Yeryüzünün bütün acılarını
Hissetti içinde,
Ağladığında Persephone’ye
Kurudu topraklar.
O ki
Bereketiydi toprağın,
Aldı yüreğini.
Tohumu düştü
Gözyaşlarıyla.
Ve yeniden kavuştuğunda
Dindi yağmuru gönlünün,
Bahar geldi yeryüzüne
Persephone’nin gül yüzüne…
Ufuk Bayraktar
Tanrıçalar mitolojinin tozlu sayfalarında unutulurken, insanlığın erkek egemen kuraklığını Demeter’in gözyaşları bile yeşertemez hale geldi. Kültür miraslarına sahip çıkmayan toplumlar, kadını ötelediler, yok saydılar. Sadece 8 Mart Dünya Kadınlar Günü’nde verilen çiçeklerle gönlümüzü almaya çalıştılar. Oysa yılın 1 gününde verilen çiçekler, geriye kalan 364 gün 6 saat ve 9 dakikada yaşananların telafisi olabilir miydi?
5 Aralık 1934’te Atatürk Türk kadınına seçme ve seçilme hakkı verdikten sonra, kalemini eline alıp, şu satırları yazmıştı:
‘’Çarşaf içinde; peçe altında ve kafes arkasındaki Türk kadınını artık tarihlerde aramak lâzım gelecektir. Türk kadını evdeki medenî mevkiini salâhiyetle işgal etmiş, iş hayatının her safhasında muvaffakiyetler göstermiştir. Siyasî hayatta belediye seçimlerinde tecrübesini yapan Türk kadını, bu sefer de mebus seçme ve seçilme suretiyle haklarının en büyüğünü elde etmiş bulunuyor. Medenî memleketlerin birçoğunda, kadından esirgenen bu hak, bugün Türk kadınının elindedir ve onu salâhiyet ve liyakatle kullanacaktır.’’

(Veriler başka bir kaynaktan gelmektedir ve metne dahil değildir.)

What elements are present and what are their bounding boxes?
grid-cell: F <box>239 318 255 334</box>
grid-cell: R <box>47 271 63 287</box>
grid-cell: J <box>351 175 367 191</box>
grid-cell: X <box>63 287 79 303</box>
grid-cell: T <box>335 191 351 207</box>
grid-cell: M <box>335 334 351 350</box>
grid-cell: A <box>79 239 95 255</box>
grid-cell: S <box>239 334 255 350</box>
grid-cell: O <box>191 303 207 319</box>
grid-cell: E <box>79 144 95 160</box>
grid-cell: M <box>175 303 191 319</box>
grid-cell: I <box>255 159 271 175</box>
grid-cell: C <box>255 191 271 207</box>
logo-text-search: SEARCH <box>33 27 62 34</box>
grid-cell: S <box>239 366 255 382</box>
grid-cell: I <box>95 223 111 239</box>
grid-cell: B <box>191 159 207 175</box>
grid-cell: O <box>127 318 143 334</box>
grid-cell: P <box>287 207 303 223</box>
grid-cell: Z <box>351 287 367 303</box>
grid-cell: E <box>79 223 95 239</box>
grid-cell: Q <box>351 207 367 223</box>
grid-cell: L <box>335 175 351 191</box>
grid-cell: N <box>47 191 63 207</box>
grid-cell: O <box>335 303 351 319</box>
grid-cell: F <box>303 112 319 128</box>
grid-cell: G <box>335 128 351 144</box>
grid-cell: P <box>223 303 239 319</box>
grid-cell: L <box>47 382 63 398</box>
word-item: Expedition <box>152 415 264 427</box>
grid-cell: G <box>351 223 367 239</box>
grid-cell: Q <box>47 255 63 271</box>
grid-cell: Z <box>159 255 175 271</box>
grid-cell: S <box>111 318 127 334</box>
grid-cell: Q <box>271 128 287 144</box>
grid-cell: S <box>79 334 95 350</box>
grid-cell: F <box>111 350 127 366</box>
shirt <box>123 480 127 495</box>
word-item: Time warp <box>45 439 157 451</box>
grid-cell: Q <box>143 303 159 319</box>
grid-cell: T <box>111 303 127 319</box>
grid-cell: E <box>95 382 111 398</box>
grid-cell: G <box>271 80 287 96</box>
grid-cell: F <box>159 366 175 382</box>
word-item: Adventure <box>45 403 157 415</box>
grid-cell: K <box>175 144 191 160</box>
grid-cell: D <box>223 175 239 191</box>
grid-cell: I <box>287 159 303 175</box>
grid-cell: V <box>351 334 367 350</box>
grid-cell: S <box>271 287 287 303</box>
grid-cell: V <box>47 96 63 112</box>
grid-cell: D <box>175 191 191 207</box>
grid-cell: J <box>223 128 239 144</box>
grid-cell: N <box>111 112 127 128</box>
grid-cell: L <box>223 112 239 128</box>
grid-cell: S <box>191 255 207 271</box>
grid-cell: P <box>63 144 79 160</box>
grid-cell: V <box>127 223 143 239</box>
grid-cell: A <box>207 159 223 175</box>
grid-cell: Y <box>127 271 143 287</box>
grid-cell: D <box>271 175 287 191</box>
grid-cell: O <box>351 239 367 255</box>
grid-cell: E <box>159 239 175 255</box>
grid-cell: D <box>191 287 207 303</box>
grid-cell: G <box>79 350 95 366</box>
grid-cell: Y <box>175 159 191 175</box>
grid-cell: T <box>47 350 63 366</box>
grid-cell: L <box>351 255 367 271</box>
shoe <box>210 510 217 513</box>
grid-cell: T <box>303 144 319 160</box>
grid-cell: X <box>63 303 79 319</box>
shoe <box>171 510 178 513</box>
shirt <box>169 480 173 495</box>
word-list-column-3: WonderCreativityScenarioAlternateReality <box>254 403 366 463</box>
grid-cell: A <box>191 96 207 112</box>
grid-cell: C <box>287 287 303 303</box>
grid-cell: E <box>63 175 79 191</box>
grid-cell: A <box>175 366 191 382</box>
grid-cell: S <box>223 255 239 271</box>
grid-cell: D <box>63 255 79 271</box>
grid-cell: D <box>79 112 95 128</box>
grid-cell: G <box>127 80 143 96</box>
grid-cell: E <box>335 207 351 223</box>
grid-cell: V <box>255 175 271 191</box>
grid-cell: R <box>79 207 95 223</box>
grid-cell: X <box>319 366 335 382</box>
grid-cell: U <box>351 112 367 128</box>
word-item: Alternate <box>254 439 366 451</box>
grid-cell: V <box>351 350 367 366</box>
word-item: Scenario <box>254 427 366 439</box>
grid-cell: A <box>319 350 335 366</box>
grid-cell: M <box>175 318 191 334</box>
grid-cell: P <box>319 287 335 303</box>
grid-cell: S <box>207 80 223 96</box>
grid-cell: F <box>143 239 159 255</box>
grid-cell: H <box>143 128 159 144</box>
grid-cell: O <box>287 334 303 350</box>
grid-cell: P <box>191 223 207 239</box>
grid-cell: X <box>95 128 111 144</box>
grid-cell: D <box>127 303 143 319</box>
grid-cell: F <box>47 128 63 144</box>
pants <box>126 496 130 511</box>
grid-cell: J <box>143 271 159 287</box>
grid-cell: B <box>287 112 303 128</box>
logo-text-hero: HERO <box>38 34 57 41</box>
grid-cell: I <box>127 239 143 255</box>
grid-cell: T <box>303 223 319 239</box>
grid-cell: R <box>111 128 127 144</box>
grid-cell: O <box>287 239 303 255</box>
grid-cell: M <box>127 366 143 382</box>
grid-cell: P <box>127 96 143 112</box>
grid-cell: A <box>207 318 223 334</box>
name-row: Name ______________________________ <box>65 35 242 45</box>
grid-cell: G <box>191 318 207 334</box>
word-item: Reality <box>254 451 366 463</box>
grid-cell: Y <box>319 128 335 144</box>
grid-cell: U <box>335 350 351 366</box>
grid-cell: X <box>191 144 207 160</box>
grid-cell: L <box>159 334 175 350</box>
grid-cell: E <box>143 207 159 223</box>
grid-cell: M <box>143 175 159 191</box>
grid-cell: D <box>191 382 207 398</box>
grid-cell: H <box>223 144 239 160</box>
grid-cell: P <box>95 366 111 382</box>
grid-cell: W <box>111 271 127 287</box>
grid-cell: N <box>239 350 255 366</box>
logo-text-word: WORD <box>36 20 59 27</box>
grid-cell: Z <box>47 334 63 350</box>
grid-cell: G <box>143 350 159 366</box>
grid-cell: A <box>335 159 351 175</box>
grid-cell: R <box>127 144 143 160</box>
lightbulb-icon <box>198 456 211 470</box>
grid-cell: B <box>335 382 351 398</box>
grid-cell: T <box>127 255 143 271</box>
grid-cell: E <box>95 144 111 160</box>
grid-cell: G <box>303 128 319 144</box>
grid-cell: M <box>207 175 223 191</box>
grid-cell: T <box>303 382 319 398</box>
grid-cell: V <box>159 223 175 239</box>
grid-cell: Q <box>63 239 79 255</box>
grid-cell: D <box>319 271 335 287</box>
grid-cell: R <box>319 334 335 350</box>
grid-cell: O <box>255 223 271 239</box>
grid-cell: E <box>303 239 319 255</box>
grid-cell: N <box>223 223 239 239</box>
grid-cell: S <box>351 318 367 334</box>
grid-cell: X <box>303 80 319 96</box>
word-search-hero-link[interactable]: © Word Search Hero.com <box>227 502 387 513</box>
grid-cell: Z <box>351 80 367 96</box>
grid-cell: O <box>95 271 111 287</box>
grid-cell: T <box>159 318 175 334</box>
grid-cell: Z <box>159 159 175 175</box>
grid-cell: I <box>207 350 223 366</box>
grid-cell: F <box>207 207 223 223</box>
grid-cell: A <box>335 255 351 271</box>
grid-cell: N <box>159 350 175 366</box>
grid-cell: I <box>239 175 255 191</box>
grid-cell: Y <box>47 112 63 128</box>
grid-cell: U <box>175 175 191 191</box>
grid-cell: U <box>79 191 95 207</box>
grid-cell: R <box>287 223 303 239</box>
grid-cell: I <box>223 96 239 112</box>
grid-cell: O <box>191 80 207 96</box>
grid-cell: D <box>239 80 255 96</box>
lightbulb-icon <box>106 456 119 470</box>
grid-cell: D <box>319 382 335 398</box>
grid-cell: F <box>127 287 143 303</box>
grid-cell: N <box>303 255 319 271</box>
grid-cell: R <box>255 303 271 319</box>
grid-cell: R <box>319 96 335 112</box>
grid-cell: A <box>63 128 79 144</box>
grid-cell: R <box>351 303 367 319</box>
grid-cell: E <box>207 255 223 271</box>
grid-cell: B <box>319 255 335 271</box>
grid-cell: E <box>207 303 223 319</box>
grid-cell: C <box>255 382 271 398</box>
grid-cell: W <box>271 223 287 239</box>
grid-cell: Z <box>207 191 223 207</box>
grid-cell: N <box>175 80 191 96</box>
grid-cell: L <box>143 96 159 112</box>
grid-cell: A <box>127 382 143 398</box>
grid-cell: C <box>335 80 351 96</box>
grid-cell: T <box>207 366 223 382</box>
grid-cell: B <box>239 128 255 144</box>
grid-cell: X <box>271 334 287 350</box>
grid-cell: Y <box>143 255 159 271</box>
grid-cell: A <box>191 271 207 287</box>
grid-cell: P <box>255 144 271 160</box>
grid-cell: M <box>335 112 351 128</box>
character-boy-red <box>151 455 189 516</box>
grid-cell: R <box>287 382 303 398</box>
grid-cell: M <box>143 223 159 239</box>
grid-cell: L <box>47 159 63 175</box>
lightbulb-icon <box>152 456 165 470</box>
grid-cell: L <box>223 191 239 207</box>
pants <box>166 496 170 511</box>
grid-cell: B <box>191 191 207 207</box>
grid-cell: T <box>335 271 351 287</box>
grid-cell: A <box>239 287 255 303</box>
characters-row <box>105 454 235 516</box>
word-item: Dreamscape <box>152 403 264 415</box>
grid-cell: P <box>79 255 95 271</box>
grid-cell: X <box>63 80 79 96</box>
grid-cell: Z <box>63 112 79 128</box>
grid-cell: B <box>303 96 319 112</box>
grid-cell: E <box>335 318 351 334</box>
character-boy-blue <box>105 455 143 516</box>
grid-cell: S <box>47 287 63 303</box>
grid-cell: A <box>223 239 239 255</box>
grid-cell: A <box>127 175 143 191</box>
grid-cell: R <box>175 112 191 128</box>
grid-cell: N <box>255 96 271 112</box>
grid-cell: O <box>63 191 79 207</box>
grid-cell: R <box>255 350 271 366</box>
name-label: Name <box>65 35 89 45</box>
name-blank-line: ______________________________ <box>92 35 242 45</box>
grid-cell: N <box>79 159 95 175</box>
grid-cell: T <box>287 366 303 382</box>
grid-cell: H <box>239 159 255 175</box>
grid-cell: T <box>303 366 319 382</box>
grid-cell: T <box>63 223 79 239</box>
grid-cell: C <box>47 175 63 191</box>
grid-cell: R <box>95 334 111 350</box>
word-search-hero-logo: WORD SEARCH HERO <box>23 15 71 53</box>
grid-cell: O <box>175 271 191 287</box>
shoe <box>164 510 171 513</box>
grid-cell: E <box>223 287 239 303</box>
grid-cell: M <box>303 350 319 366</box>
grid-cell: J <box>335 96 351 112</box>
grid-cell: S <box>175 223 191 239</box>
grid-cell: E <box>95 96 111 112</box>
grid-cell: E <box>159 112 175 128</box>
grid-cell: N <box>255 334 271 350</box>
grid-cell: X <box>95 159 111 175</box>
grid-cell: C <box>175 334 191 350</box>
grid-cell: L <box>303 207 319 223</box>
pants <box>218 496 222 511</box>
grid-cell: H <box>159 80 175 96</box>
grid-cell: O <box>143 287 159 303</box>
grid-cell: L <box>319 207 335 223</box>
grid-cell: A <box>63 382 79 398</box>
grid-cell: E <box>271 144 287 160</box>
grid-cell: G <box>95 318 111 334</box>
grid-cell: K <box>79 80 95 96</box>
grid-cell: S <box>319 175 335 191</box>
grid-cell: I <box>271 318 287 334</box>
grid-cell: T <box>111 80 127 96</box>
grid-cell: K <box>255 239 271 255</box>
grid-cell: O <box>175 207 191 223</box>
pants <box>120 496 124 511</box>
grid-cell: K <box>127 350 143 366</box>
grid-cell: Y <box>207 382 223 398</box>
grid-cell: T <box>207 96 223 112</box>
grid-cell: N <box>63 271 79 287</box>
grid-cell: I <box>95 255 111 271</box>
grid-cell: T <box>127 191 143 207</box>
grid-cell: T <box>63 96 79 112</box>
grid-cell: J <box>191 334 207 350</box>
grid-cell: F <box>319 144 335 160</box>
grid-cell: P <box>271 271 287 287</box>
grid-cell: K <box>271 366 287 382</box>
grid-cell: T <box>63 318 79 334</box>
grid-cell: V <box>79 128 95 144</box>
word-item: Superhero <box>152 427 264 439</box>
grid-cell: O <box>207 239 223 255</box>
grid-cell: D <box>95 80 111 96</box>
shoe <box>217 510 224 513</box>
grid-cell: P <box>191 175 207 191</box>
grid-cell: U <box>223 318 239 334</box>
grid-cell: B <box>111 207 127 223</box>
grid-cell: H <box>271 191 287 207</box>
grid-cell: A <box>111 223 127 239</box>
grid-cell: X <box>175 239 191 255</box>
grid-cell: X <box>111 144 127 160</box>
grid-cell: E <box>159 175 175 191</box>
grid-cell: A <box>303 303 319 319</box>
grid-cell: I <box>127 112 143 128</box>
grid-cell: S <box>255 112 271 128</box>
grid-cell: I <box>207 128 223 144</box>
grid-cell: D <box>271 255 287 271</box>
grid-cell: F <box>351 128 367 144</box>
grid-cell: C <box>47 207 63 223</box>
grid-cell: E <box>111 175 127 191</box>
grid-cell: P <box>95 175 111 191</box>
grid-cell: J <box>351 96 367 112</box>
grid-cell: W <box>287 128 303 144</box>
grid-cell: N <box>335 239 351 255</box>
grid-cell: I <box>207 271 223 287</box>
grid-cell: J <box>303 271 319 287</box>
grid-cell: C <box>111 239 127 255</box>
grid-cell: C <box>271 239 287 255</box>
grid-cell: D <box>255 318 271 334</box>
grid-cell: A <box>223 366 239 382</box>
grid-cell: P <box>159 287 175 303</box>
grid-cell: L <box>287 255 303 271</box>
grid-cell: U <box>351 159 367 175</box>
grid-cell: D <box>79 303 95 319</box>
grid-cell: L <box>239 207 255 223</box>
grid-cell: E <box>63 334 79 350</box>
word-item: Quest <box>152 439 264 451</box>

İşte bu satırlar bize verilmiş olan en büyük hediyenin ta kendisiydi. Tek beklentimiz, sosyal hayattaki kadının, her şeyden önce bir insan, bir birey olarak yerinin muhafaza edilmesiydi. Oysa onlar öldürüldüler, dayak yediler… Okutulmayan kız çocuklarını sayısı gün be gün artarken, kadına kendi kimliğini unutturdular. Toplumun 2. Sınıf vatandaşı ya da vasıfsız olmadığını bilmeyen birçok kadın var artık günümüzde… Eşi ya da aile büyükleri tarafından iş hayatına girmesine izin verilmeyen kadınlar, ekonomik özgürlüklerine sahip olamadıkları için birer köle hayatı yaşarken, onlara tek bir günde gönderilen kalpler, çiçekler, tatlı sözler neye yarar?
Her gün kadınların günüdür oysa…
Dünyayı yaşanır hale getiren, her bir bireyi doğuran ve büyüten kadınlar değiller midir? Her girdikleri ortamı neşelendiren, hareketlendiren kadınlar değiller midir? Her bir kadın, toprağın bereketinin ta kendisidir. Ancak ağlatırsanız, bilin ki toprak kurur. Kadınların gözyaşları, Demeter’in mirasıdır. Sadece bir çiçekle, tek bir günde gönlü alınamaz kadınların. Her gün ‘’Dünya Kadınlar Günü’’ dür! Her gün, doğuran, büyüten ve yeşerten kadınların günüdür!